The city says that “each of the estimated 6,500 fast food employees who worked for Chipotle in New York City during this period experienced at least one violation, on average 3.4 per week.” It estimates that each worker is owed around $23,000 from the company. As the complaint puts it, Chipotle’s actions are “systemic failures to comply with the law.”
Systemic is right. Managers at any company are tasked with reducing labor costs, but Chipotle’s policies are particularly extreme. 32BJ and the National Consumers League found that Chipotle managers can earn up to a 25 percent bonus over their base pay for keeping down labor costs. “This program may incentivize managers to meet productivity goals by cutting corners on food safety or by violating worker protection laws,” reads the organizations’ report.

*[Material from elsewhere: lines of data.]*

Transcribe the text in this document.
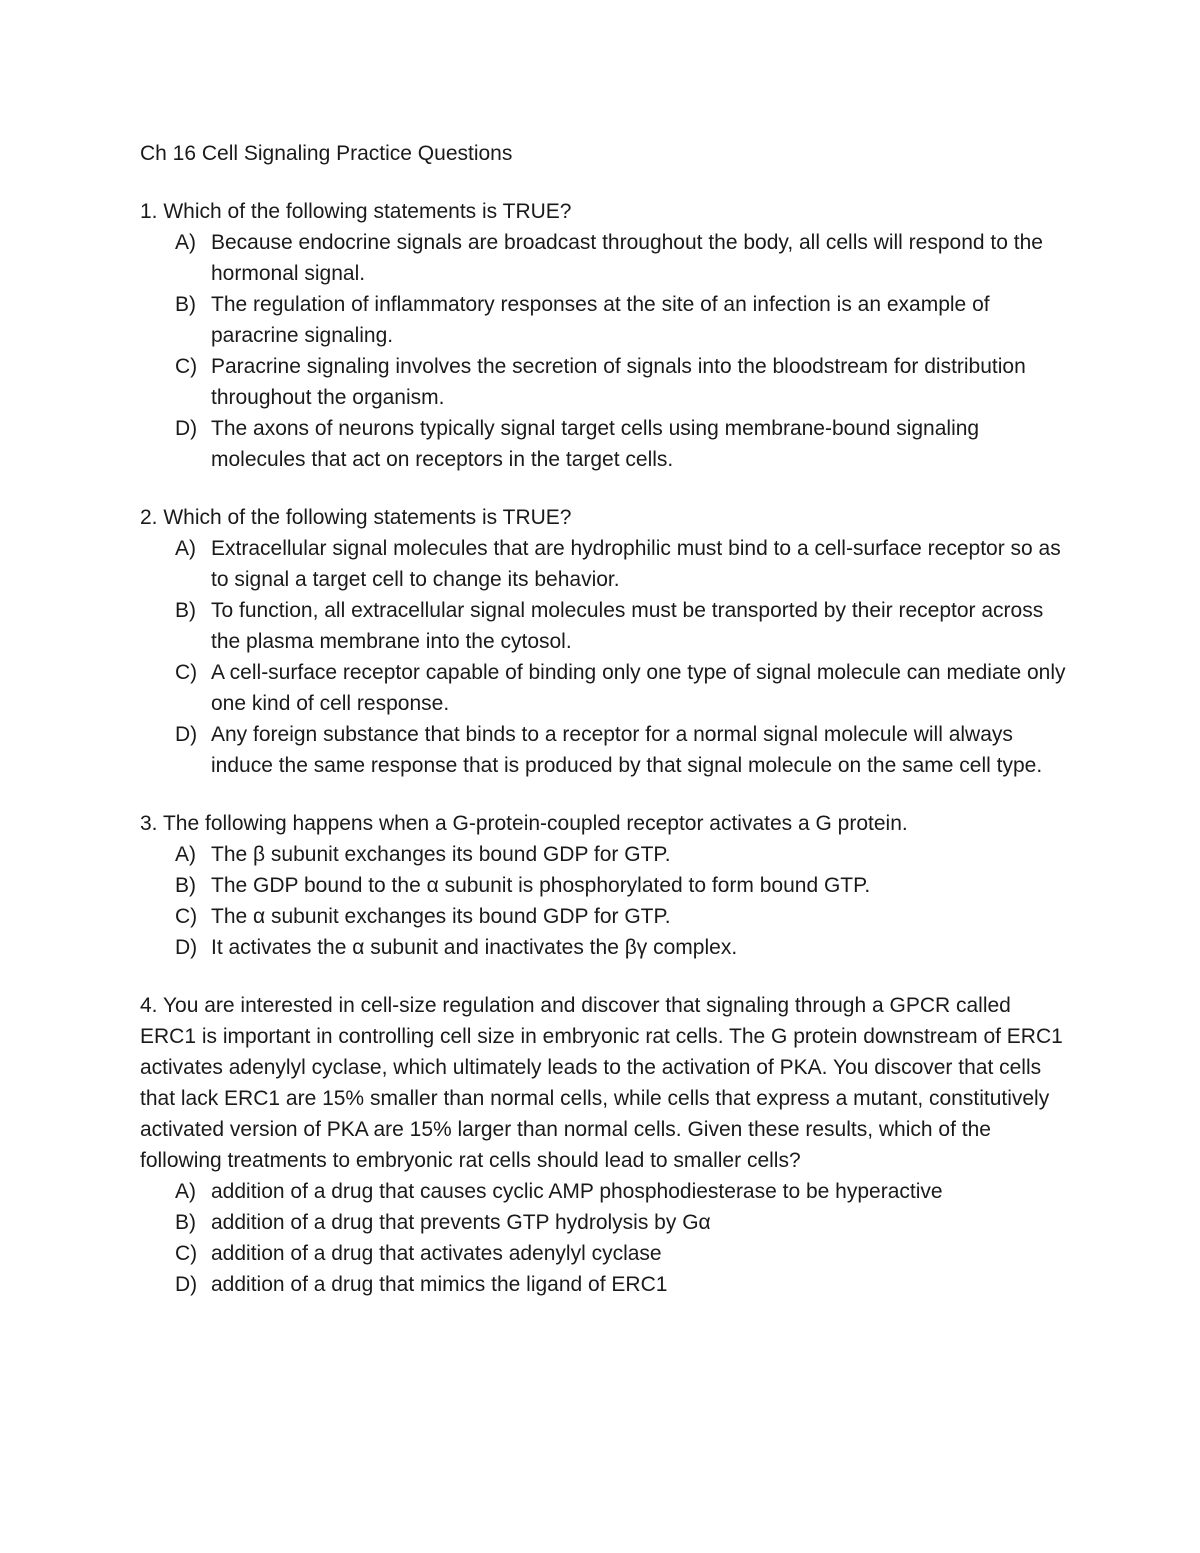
Ch 16 Cell Signaling Practice Questions

1. Which of the following statements is TRUE?

A) Because endocrine signals are broadcast throughout the body, all cells will respond to the hormonal signal.
B) The regulation of inflammatory responses at the site of an infection is an example of paracrine signaling.
C) Paracrine signaling involves the secretion of signals into the bloodstream for distribution throughout the organism.
D) The axons of neurons typically signal target cells using membrane-bound signaling molecules that act on receptors in the target cells.

2. Which of the following statements is TRUE?

A) Extracellular signal molecules that are hydrophilic must bind to a cell-surface receptor so as to signal a target cell to change its behavior.
B) To function, all extracellular signal molecules must be transported by their receptor across the plasma membrane into the cytosol.
C) A cell-surface receptor capable of binding only one type of signal molecule can mediate only one kind of cell response.
D) Any foreign substance that binds to a receptor for a normal signal molecule will always induce the same response that is produced by that signal molecule on the same cell type.

3. The following happens when a G-protein-coupled receptor activates a G protein.

A) The β subunit exchanges its bound GDP for GTP.
B) The GDP bound to the α subunit is phosphorylated to form bound GTP.
C) The α subunit exchanges its bound GDP for GTP.
D) It activates the α subunit and inactivates the βγ complex.

4. You are interested in cell-size regulation and discover that signaling through a GPCR called ERC1 is important in controlling cell size in embryonic rat cells. The G protein downstream of ERC1 activates adenylyl cyclase, which ultimately leads to the activation of PKA. You discover that cells that lack ERC1 are 15% smaller than normal cells, while cells that express a mutant, constitutively activated version of PKA are 15% larger than normal cells. Given these results, which of the following treatments to embryonic rat cells should lead to smaller cells?

A) addition of a drug that causes cyclic AMP phosphodiesterase to be hyperactive
B) addition of a drug that prevents GTP hydrolysis by Gα
C) addition of a drug that activates adenylyl cyclase
D) addition of a drug that mimics the ligand of ERC1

“Chipotle is a multibillion-dollar company with one of the highest-paid CEOs on the planet, but it still pays most of its workers across the country less than $15 an hour,” says 32BJ president Kyle Bragg. Indeed, Chipotle CEO Brian Niccol’s pay more than doubled in 2020, making him the country’s twelfth-highest-paid CEO. “From violating the Fair Workweek Law, to failing to inform workers of COVID exposure, to failing to protect workers from being bitten by rats — Chipotle has failed to prioritize worker rights or safety,” adds Bragg.
New York City’s complaint against Chipotle is a long time coming, and workers deserve every penny it might get for them. Chipotle has shown it is willing to cut corners even after attracting the attention of authorities. It will continue to drive workers impossibly, illegally hard until those workers make it stop through an organizing strategy that includes complaints like this one and shop floor action.
Such action has had some successes at New York City Chipotles. Last year, workers at the E. 161st Street store in the Bronx walked off the job when Chipotle refused to close their location, which was experiencing a COVID-19 outbreak. As Albert Morales, one of the store’s workers, told Jacobin at the time, they realized that “Chipotle isn’t going to do anything unless we attack them — and the way we attack them is by attacking their profits.” The company responded by closing the store for two weeks for cleaning and paid the workers to quarantine, a remarkable concession.
Chipotle, like every company, lives and dies by the bottom line. That means the financial penalties in the city’s suit will get the company’s attention. It also means that workers know where to focus their attention if they hope to win dignity and safety on the job from an employer that won’t even respect their legally protected rights.